I’m going to explore more about habit change in upcoming posts using this “regular exercise” habit as my case study.

I’ve apparently chosen a doozy, because habit experts say that it’s easier to change habits of things you do EVERY day (and that’s not my exercise goal).   It’s also complex, because I have many things I like to do besides exercise (you could interpret that as “many excuses…”).  I basically have a lot to work on to make “regular exercise” a regular habit, and I think it will be useful for me to think it through in a series of posts.  (Don’t worry – I know most of my accomplishment of this goal has to be done actually exercising, not by thinking & blogging!).

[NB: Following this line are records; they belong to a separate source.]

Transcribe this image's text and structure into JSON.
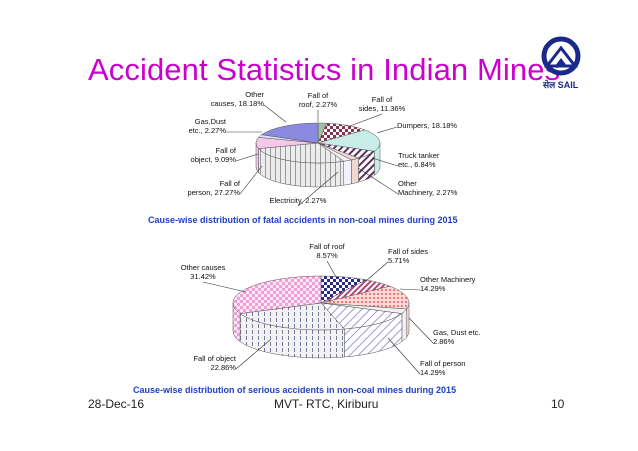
{
  "slide": {
    "title": "Accident Statistics in Indian Mines",
    "logo_text": "सेल SAIL",
    "footer_date": "28-Dec-16",
    "footer_center": "MVT- RTC, Kiriburu",
    "page_number": "10"
  },
  "colors": {
    "title": "#cc00cc",
    "caption": "#1f3fbf",
    "logo": "#1a2a8a"
  },
  "chart_data": [
    {
      "type": "pie",
      "title": "Cause-wise distribution of fatal accidents in non-coal mines during 2015",
      "slices": [
        {
          "label": "Fall of roof, 2.27%",
          "value": 2.27,
          "color": "#9fbfa0",
          "pattern": "solid"
        },
        {
          "label": "Fall of sides, 11.36%",
          "value": 11.36,
          "color": "#8a3050",
          "pattern": "checker"
        },
        {
          "label": "Dumpers, 18.18%",
          "value": 18.18,
          "color": "#c8ece8",
          "pattern": "solid"
        },
        {
          "label": "Truck tanker etc., 6.84%",
          "value": 6.84,
          "color": "#5a3060",
          "pattern": "diag"
        },
        {
          "label": "Other Machinery, 2.27%",
          "value": 2.27,
          "color": "#f0d8d0",
          "pattern": "solid"
        },
        {
          "label": "Electricity, 2.27%",
          "value": 2.27,
          "color": "#f2f2ff",
          "pattern": "solid"
        },
        {
          "label": "Fall of person, 27.27%",
          "value": 27.27,
          "color": "#e8e8e8",
          "pattern": "vlines"
        },
        {
          "label": "Fall of object, 9.09%",
          "value": 9.09,
          "color": "#f4c8e8",
          "pattern": "solid"
        },
        {
          "label": "Gas,Dust etc., 2.27%",
          "value": 2.27,
          "color": "#e0e0ff",
          "pattern": "solid"
        },
        {
          "label": "Other causes, 18.18%",
          "value": 18.18,
          "color": "#8a8ae0",
          "pattern": "solid"
        }
      ]
    },
    {
      "type": "pie",
      "title": "Cause-wise distribution of serious accidents in non-coal mines during 2015",
      "slices": [
        {
          "label": "Fall of roof 8.57%",
          "value": 8.57,
          "color": "#2a2a8a",
          "pattern": "checker"
        },
        {
          "label": "Fall of sides 5.71%",
          "value": 5.71,
          "color": "#b04878",
          "pattern": "diag"
        },
        {
          "label": "Other Machinery 14.29%",
          "value": 14.29,
          "color": "#e06060",
          "pattern": "dots"
        },
        {
          "label": "Gas, Dust etc. 2.86%",
          "value": 2.86,
          "color": "#f0f0f0",
          "pattern": "solid"
        },
        {
          "label": "Fall of person 14.29%",
          "value": 14.29,
          "color": "#d8d8f0",
          "pattern": "diag"
        },
        {
          "label": "Fall of object 22.86%",
          "value": 22.86,
          "color": "#e8e8e8",
          "pattern": "vlines"
        },
        {
          "label": "Other causes 31.42%",
          "value": 31.42,
          "color": "#f0b0e0",
          "pattern": "checker"
        }
      ]
    }
  ]
}
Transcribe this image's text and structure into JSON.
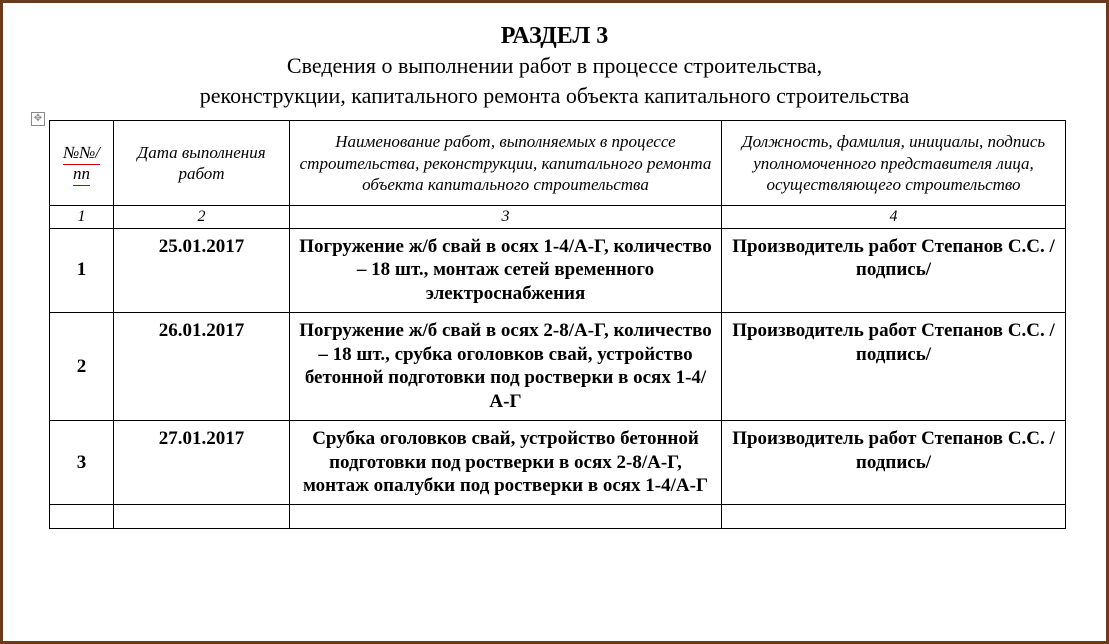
{
  "heading": {
    "section_label": "РАЗДЕЛ 3",
    "subtitle_line1": "Сведения о выполнении работ в процессе строительства,",
    "subtitle_line2": "реконструкции, капитального ремонта объекта капитального строительства"
  },
  "table": {
    "move_handle_glyph": "✥",
    "headers": {
      "col1": "№№/пп",
      "col2": "Дата выполнения работ",
      "col3": "Наименование работ, выполняемых в процессе строительства, реконструкции, капитального ремонта объекта капитального строительства",
      "col4": "Должность, фамилия, инициалы, подпись уполномоченного представителя лица, осуществляющего строительство"
    },
    "numbers": {
      "c1": "1",
      "c2": "2",
      "c3": "3",
      "c4": "4"
    },
    "rows": [
      {
        "num": "1",
        "date": "25.01.2017",
        "works": "Погружение ж/б свай в осях 1-4/А-Г, количество – 18 шт., монтаж сетей временного электроснабжения",
        "signer": "Производитель работ Степанов С.С. /подпись/"
      },
      {
        "num": "2",
        "date": "26.01.2017",
        "works": "Погружение ж/б свай в осях 2-8/А-Г, количество – 18 шт., срубка оголовков свай, устройство бетонной подготовки под ростверки в осях 1-4/А-Г",
        "signer": "Производитель работ Степанов С.С. /подпись/"
      },
      {
        "num": "3",
        "date": "27.01.2017",
        "works": "Срубка оголовков свай, устройство бетонной подготовки под ростверки в осях 2-8/А-Г, монтаж опалубки под ростверки в осях 1-4/А-Г",
        "signer": "Производитель работ Степанов С.С. /подпись/"
      }
    ]
  },
  "colors": {
    "frame_border": "#6b3a1a",
    "cell_border": "#000000",
    "spellcheck_underline": "#cc0000",
    "background": "#ffffff"
  }
}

Some good habit resources :

I’ve been a habit-article junkie for many years now, and I’ve read quite a lot about habits and personal change, some of it for work, some of it for my weight, some for other personal development things.

Probably the best thing I’ve read in the past several years is the book “Switch” by Chip and Dan Heath.  Lots of good ideas have come to me from “simplicity” books, and I’m also continually picking up new ideas from the blog Zen Habits.

Any habits you’re working to change?  Any good resources to share?